Decision made. But the switch isn’t instant as we still have to manage the situation of the milk oversupply and the painful lumps in the breasts. And this is where the avalanche of advice on breastfeeding stops. Try to stop milk production quickly for the mother’s well-being, and you are pretty much on your own.

It’s a hard topic on which to offer a ‘how-to’, as essentially you’re trying to find a sweet-spot (nothing about this experience tastes sweet) where enough milk is being expressed to manage engorgement, but not so much as to signal to the body to keep producing at the same level. There’s no algorithm for this given that each mother will be different, but even so, the lack of practical suggestions is shocking. Some studies suggest sage and mint will help. It is fairly well established that a side effect of decongestants is to dry up milk supply and so Sudafed gets recommended.

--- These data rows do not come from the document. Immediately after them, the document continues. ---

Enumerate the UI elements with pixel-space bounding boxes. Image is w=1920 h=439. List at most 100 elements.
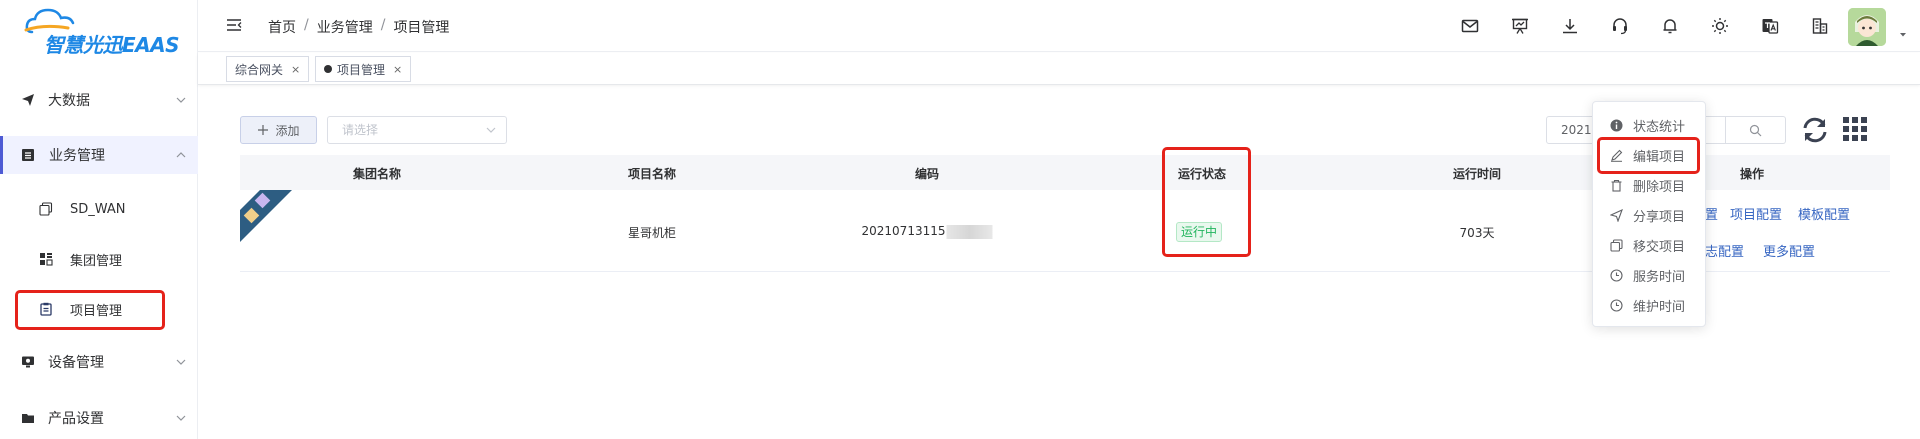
trash-icon xyxy=(1609,178,1623,192)
menu-item-share-project[interactable]: 分享项目 xyxy=(1593,200,1707,230)
add-button-label: 添加 xyxy=(275,123,300,138)
info-icon xyxy=(1609,118,1623,132)
cell-code: 20210713115 xyxy=(862,224,993,239)
sidebar-item-label: SD_WAN xyxy=(70,201,126,217)
clock-icon xyxy=(1609,298,1623,312)
user-avatar[interactable] xyxy=(1848,8,1886,46)
status-badge: 运行中 xyxy=(1176,222,1223,242)
sidebar-item-bigdata[interactable]: 大数据 xyxy=(0,80,198,120)
menu-item-delete-project[interactable]: 删除项目 xyxy=(1593,170,1707,200)
close-icon[interactable]: × xyxy=(393,63,402,76)
column-header-runtime: 运行时间 xyxy=(1452,167,1502,181)
sidebar-item-product[interactable]: 产品设置 xyxy=(0,398,198,438)
monitor-icon xyxy=(20,354,36,370)
folder-icon xyxy=(20,410,36,426)
sidebar-item-project[interactable]: 项目管理 xyxy=(0,289,198,329)
add-button[interactable]: 添加 xyxy=(240,116,317,144)
corner-ribbon-icon xyxy=(240,190,292,242)
active-dot-icon xyxy=(324,65,332,73)
menu-item-service-time[interactable]: 服务时间 xyxy=(1593,260,1707,290)
menu-item-label: 维护时间 xyxy=(1633,299,1686,315)
grid-view-icon[interactable] xyxy=(1842,116,1868,142)
sidebar-item-sdwan[interactable]: SD_WAN xyxy=(0,189,198,229)
tab-gateway[interactable]: 综合网关 × xyxy=(226,56,310,82)
search-icon xyxy=(1749,124,1762,136)
column-header-status: 运行状态 xyxy=(1177,167,1227,181)
menu-toggle-icon[interactable] xyxy=(226,17,242,33)
close-icon[interactable]: × xyxy=(291,63,300,76)
op-link-more-config[interactable]: 更多配置 xyxy=(1763,241,1815,260)
download-icon[interactable] xyxy=(1558,14,1582,38)
list-icon xyxy=(20,147,36,163)
chevron-down-icon xyxy=(176,97,186,103)
sidebar-item-label: 集团管理 xyxy=(70,253,123,269)
menu-item-label: 删除项目 xyxy=(1633,179,1686,195)
breadcrumb-separator: / xyxy=(304,17,309,33)
sidebar-item-label: 产品设置 xyxy=(48,411,104,427)
tab-project-management[interactable]: 项目管理 × xyxy=(315,56,412,82)
group-select[interactable]: 请选择 xyxy=(327,116,507,144)
sidebar: 智慧光迅EAAS 大数据 业务管理 SD_WAN 集团管理 项目管理 设备管理 … xyxy=(0,0,198,439)
menu-item-label: 状态统计 xyxy=(1633,119,1686,135)
brand-logo[interactable]: 智慧光迅EAAS xyxy=(24,6,184,57)
column-header-group: 集团名称 xyxy=(352,167,402,181)
plus-icon xyxy=(258,125,269,135)
copy-icon xyxy=(38,201,54,217)
tab-bar: 综合网关 × 项目管理 × xyxy=(198,53,1920,85)
breadcrumb-separator: / xyxy=(380,17,386,33)
chevron-down-icon xyxy=(176,359,186,365)
sidebar-item-label: 业务管理 xyxy=(49,148,105,164)
breadcrumb-home[interactable]: 首页 xyxy=(268,17,296,37)
search-input-value: 2021( xyxy=(1561,123,1597,137)
send-icon xyxy=(1609,208,1623,222)
chevron-down-icon[interactable] xyxy=(1898,30,1908,40)
top-header: 首页 / 业务管理 / 项目管理 xyxy=(198,0,1920,52)
tab-label: 综合网关 xyxy=(235,62,284,77)
op-link-template-config[interactable]: 模板配置 xyxy=(1798,204,1850,223)
op-link-log-config[interactable]: 志配置 xyxy=(1705,241,1744,260)
sidebar-item-label: 项目管理 xyxy=(70,303,123,319)
sidebar-item-device[interactable]: 设备管理 xyxy=(0,342,198,382)
op-link-project-config[interactable]: 项目配置 xyxy=(1730,204,1782,223)
sidebar-item-business[interactable]: 业务管理 xyxy=(0,136,198,174)
menu-item-label: 服务时间 xyxy=(1633,269,1686,285)
presentation-icon[interactable] xyxy=(1508,14,1532,38)
chevron-down-icon xyxy=(486,127,496,133)
headset-icon[interactable] xyxy=(1608,14,1632,38)
breadcrumb: 首页 / 业务管理 / 项目管理 xyxy=(268,17,449,37)
clipboard-icon xyxy=(38,301,54,317)
grid-icon xyxy=(38,251,54,267)
menu-item-edit-project[interactable]: 编辑项目 xyxy=(1593,140,1707,170)
menu-item-maintenance-time[interactable]: 维护时间 xyxy=(1593,290,1707,320)
sun-icon[interactable] xyxy=(1708,14,1732,38)
menu-item-status-stats[interactable]: 状态统计 xyxy=(1593,110,1707,140)
tab-label: 项目管理 xyxy=(337,62,386,77)
cell-project: 星哥机柜 xyxy=(627,226,677,240)
menu-item-label: 分享项目 xyxy=(1633,209,1686,225)
copy-icon xyxy=(1609,238,1623,252)
chevron-up-icon xyxy=(176,152,186,158)
mail-icon[interactable] xyxy=(1458,14,1482,38)
edit-icon xyxy=(1609,148,1623,162)
cell-runtime: 703天 xyxy=(1459,226,1495,240)
breadcrumb-current: 项目管理 xyxy=(393,20,450,36)
menu-item-transfer-project[interactable]: 移交项目 xyxy=(1593,230,1707,260)
select-placeholder: 请选择 xyxy=(342,123,379,137)
building-icon[interactable] xyxy=(1808,14,1832,38)
sidebar-item-label: 大数据 xyxy=(48,93,90,109)
menu-item-label: 编辑项目 xyxy=(1633,149,1686,165)
app-root: 智慧光迅EAAS 大数据 业务管理 SD_WAN 集团管理 项目管理 设备管理 … xyxy=(0,0,1920,439)
search-button[interactable] xyxy=(1726,116,1786,144)
column-header-project: 项目名称 xyxy=(627,167,677,181)
chevron-down-icon xyxy=(176,415,186,421)
translate-icon[interactable] xyxy=(1758,14,1782,38)
column-header-actions: 操作 xyxy=(1739,167,1765,181)
code-text: 20210713115 xyxy=(861,224,946,238)
refresh-icon[interactable] xyxy=(1800,115,1830,145)
sidebar-item-group[interactable]: 集团管理 xyxy=(0,239,198,279)
bell-icon[interactable] xyxy=(1658,14,1682,38)
clock-icon xyxy=(1609,268,1623,282)
sidebar-item-label: 设备管理 xyxy=(48,355,104,371)
column-header-code: 编码 xyxy=(914,167,940,181)
breadcrumb-business[interactable]: 业务管理 xyxy=(317,17,373,37)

We ended up winging it, trying to drop a scheduled pump here and there and observing what happened, until – after about three weeks – we feel confident we can stop completely.

Life feels better. We have duck and lentils for dinner. The savoy cabbage gets shredded and tossed in hot duck fat and makes a fabulous side dish. 

Most importantly, our son continued to thrive through all of this. He started on formula, switched to exclusive breast milk, had a short period of combination feeding and from around week 10 has been exclusively on formula. Perhaps because of the changes, he’s been a dream of flexibility – with no pickiness around how he’s fed or the temperature of the milk. We found a way to focus on what’s important – a healthy, contented baby and a thriving mother – and adapted as we needed to get there.

Sharing the feeding responsibility between us has been a wonderful part of parenting for me – a small step towards balance in a process where the burden is inherently, overwhelmingly on the mother, and a massive unlock in flexibility that has allowed each of us to get to a place of feeling rested and human again. Most importantly the switch to formula removed the cycle of breastfeeding and pumping which was having a crippling impact on my partner’s physical and mental health, and created the space into which we have developed as a happy, contented family, with mum fully recovered physically and mentally.

For this post, particular thanks to my partner for not only encouraging me to write it and share our experience, but for the insightful suggestions on earlier drafts that helped me find what I wanted to say.